Cooling Athlon 64: Three Potential Aircooled Solutions @ Sudhain
What we have here, really, are three different coolers for three types of users. For the thrifty user or a user who’s perfectly satisfied with temperatures in the mid 50s, the AMD stock cooler is a fine option that gets the job done. Since retail chips sell for so little over OEM these days, it’s easily worth the $11 you end up paying for it, especially once you factor in the three-year warranty.
For a user wanting to lower temperatures and cut costs the Silent Boost is a good choice. At $25.95 its not the cheapest option, but its low-noise and high performance are both good reasons to recommend it. It may not be as forward-looking as the SLK948U, but we need to point out that any discussion of what future AMD CPU temperatures will be is entirely conjectural. Because we aren’t going to base a product recommendation on what would be an entirely conjectural statement, we’d highly recommend the Silent Boost to anyone looking for a mid-range cooler with a mid-range price.

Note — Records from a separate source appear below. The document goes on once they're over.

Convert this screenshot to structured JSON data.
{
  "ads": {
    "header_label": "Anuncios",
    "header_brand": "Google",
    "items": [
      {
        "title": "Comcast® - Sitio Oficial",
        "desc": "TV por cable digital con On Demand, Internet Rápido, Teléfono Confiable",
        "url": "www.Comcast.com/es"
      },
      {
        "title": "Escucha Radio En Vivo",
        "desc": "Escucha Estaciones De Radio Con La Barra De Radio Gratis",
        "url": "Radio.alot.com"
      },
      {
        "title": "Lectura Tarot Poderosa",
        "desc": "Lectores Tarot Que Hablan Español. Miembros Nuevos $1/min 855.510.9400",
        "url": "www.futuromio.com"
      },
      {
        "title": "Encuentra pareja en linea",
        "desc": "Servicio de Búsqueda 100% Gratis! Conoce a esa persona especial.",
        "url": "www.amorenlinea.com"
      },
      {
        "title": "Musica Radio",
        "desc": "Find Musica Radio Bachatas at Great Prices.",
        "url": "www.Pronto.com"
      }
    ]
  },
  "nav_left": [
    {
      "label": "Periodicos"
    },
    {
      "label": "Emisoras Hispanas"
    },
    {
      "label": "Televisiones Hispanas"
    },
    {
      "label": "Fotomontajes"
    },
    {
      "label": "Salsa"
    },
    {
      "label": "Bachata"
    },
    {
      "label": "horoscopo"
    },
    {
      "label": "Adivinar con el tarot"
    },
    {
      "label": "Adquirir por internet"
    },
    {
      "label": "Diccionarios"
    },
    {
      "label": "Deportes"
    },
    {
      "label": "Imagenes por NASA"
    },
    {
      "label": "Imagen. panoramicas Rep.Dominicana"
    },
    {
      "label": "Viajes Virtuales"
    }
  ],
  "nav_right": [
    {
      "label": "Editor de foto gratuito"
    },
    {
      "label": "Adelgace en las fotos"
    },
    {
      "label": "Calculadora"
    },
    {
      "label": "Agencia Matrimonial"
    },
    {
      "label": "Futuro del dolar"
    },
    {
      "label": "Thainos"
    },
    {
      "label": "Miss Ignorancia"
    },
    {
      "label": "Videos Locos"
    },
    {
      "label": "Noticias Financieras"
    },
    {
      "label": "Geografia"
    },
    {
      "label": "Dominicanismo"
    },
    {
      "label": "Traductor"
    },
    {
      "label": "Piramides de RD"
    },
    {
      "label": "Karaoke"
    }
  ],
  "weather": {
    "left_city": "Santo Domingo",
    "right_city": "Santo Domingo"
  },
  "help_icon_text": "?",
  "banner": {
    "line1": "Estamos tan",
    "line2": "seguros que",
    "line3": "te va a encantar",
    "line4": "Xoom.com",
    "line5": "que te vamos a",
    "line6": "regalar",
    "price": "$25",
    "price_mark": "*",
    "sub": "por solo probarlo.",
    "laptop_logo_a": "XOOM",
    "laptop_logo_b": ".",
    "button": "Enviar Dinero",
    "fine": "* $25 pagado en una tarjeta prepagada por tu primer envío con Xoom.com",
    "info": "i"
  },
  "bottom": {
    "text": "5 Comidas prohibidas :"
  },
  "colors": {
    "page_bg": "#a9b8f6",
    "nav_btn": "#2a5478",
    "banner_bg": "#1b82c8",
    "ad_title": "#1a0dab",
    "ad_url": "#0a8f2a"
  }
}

If the SLK948U carried the same price as the Silent Boost, it’d be the hands-down winner, no questions asked. At $43.95, however, its not a product we’d recommend for everyone. It does, however, offer a performance level and future-proof design commensurate with its price tag. Provided that AMD’s Socket 939 design is still compatible with Socket 940 / Socket 754 (and we’ve no reason to think it won’t be), the SLK948U should be able to handle any Opteron or Athlon 64 design well into the future.